Gern wird der Tod dabei personifiziert, denn als redseliger Boandlkramer, Ripperlhans oder Brettlrutscher verliert er eher seinen Schrecken. „Da Tod hat vui Nama“ – und er hat viele Gesichter. Als Totengräber, als Skelett mit Sanduhr und Sense, als Reiter mit dem Schwert, als Nackter mit Leichentuch und anderen Vanitas-Symbolen wie einer erloschenen Kerze oder geknickten Ähren, tritt er uns in zahlreichen Darstellungen gegenüber. „Da Tod z’Eding“ ist in seiner dürren, bleichen Gestalt sprichwörtlich geworden und dabei mit seiner drohend geschwungenen Sense weit entfernt vom vertrauensvollen Bild des Boandlkramers, dem mit Witz und ausreichend Kirschgeist noch das ein oder andere Lebensjahr abzutrotzen ist.
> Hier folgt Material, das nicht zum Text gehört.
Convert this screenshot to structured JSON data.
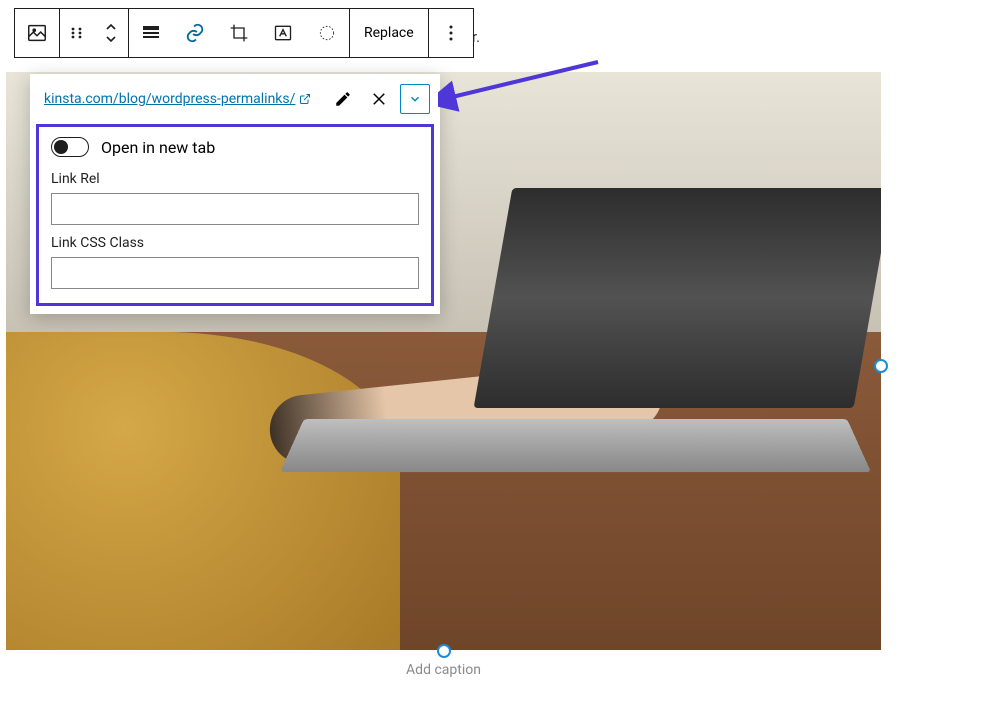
{
  "toolbar": {
    "replace_label": "Replace"
  },
  "straytext": "r.",
  "popover": {
    "url": "kinsta.com/blog/wordpress-permalinks/",
    "open_new_tab_label": "Open in new tab",
    "link_rel_label": "Link Rel",
    "link_rel_value": "",
    "link_css_label": "Link CSS Class",
    "link_css_value": ""
  },
  "image": {
    "caption_placeholder": "Add caption"
  }
}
Wenn man in Wahrheit auch nicht mit dem Tod handeln kann, so scheint er doch gerecht zu sein: Er hebt alle Ungleichheiten auf, Arm und Reich trifft er gleichermaßen. Die mittelalterlichen Totentanz-Darstellungen – wie zum Beispiel in St. Peter zu Straubing – zeigen den „ewigen Gleichmacher“ als Spielmann mit Fiedel, Pfeife, Laute oder Dudelsack, der mit Menschen jeden Alters und Standes unerbittlich den Reigen hinüber in die andere Welt tanzt.
Weil der Volksglaube vor der ewigen Glückseligkeit „drüben“ noch das verzehrende Fegfeuer fürchtet, hat man Hilfe ersonnen: Mit guten Taten im Diesseits soll das Purgatorium im Jenseits erträglich und verkürzt werden. „Seelwecken“ oder „Seelbroten“ wurden an Kinder und Arme verschenkt. „Helf dir Gott!” sagte man einem Niesenden und der erwiderte mit einem “Vergelt’s Gott für die Armen Seelen.” Diese Dankesformel von der Qualität eines kleinen Ablasses sprachen auch jene, die beschenkt wurden. Ebenso versprach man sich vom Besprengen der sogenannten Allerseelentaferl mit Weihwasser eine Kühlung für die Seelen im Fegfeuer.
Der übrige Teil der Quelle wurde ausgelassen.